Volkstrauertag in der Wedemark

Der Schützenverein Scherenbostel legte am Volkstrauertag ebenfalls ein Gesteck am Ehrenmal in Wiechendorf nieder. Foto: A. Wiese

Ortsbürgermeister Gerd Dolle: „Es gibt auch heute Unverbesserliche.“

Wiechendorf (awi). In fast allen Ortsteilen der Gemeinde Wedemark hat es am Volkstrauertag
Gedenkfeier und Kranzniederlegungen für die Opfer von Krieg und Gewalt gegeben. Das ECHO besuchte stellvertretend die Veranstaltung in Wiechendorf.
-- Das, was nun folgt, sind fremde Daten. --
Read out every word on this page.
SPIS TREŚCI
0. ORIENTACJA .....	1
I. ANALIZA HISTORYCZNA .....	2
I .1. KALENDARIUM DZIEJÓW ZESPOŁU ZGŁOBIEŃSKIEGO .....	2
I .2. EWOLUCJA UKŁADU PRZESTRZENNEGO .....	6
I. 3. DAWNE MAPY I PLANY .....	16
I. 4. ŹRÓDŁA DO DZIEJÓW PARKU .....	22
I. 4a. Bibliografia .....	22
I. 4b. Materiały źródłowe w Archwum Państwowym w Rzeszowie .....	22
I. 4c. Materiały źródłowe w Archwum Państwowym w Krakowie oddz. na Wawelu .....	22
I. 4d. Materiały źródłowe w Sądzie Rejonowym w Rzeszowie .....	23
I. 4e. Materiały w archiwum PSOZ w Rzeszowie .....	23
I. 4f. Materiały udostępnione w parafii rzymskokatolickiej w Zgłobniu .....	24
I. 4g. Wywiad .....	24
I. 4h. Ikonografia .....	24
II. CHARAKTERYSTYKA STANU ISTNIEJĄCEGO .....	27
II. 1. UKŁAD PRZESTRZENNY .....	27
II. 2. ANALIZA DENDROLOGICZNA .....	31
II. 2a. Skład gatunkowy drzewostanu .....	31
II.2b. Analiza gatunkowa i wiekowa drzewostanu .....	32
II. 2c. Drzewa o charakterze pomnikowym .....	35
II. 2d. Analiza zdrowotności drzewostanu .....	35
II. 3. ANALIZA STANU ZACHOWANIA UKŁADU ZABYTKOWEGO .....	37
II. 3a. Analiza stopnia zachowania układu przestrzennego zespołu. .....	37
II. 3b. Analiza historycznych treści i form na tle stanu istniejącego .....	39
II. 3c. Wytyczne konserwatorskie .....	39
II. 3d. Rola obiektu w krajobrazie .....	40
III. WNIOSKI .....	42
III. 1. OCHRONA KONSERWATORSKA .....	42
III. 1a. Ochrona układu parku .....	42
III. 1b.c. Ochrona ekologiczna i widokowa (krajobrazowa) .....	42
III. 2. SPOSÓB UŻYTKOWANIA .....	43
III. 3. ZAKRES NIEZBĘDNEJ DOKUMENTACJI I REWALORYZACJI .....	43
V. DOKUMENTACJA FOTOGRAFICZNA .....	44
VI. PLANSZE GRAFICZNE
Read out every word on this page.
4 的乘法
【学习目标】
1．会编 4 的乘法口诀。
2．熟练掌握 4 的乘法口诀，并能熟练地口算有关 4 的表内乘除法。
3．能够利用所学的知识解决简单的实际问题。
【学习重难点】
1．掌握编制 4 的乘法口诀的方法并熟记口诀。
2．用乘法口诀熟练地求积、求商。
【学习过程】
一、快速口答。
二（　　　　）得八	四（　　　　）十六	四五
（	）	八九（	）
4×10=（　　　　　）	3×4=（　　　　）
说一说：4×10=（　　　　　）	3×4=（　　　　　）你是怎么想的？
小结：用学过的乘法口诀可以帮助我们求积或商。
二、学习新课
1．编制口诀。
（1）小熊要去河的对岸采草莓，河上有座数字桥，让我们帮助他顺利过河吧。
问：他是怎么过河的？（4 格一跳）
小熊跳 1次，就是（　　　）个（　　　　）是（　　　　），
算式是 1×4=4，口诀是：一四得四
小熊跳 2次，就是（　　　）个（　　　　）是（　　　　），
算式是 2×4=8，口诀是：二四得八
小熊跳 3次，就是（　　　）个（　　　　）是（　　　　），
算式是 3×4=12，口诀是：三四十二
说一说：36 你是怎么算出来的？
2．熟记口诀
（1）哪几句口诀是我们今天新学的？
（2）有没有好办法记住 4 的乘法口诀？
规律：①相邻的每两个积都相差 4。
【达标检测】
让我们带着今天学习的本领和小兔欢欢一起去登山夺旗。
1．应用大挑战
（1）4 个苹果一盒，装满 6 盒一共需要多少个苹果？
Diese zentrale Veranstaltung für die Dreidörfergemeinschaft Scherenbostel, Wiechendorf und Schla-
ge-Ickhorst wird traditionell vom Schützenverein Scherenbostel ausgerichtet. Pastor Thomas Hirschberg berichtete von Gesprächen mit Konfirmenden darüber, was VIPS (bedeutende Personen) seien und was sie ausmache. Ein Zeitzeuge des Dritten Reiches, der durch sein Buch, einen Film und Gespräche mit Schülern die Erinnerungen an die Geschehnisse des Dritten Reiches wach halte, sei eine solche wichtige Person. „Wer die Vergangenheit vergisst, ist gezwungen, sie noch einmal zu erleben“, mahnte Pastor Hirschberg. Der Zeitzeuge wolle die Menschen davor bewahren und auch Orte wie dieses Mahnmal seien Wichtig, damit man unschöne Dinge nicht aus der Sicht verliere.
Scherenbostels Ortsbürgermeister Gerd Dolle betonte, dass es „auch heute Unverbesserliche gibt, die das Gedankengut des Tausendjährigen Reiches weiterverbreiten und vor allem junge Menschen damit beeinflussen“ Er erinnerte in diesem Zusammenhang an die Nazi-Aufmärsche zum Beispiel in Bad Nenndorf. „Unsere Aufgabe ist es, dieser Entwicklung entgegen zu treten und ihr Einhalt zu gebieten“, verklärte der Ortsbürgermeister vor Ortsratsmitgliedern, Schützen und Bürgern am Ehrenmal in Wiechendorf. Nachdem vor über 60 Jahren die Vertreter früher verfeindeter Nationen begonnen hätten, sich die Hände zur Versöhnung zu reichen, um diese Erbfeindschaft zu überwinden, sei es nun an der heutigen Generation, dieses freundschaftliche Miteinander zu bewahren und zu festigen. Inzwischen sei dieses freundschaftliche Miteinander erfreulicherweise in politischen und wirtschaftlichen Beziehungen fest verwurzelt, freute sich Dolle. Nach der Gedenkfeier gingen die Teilnehmer gemeinsam zum Kaffeetrinken auf den Hof Schnehage.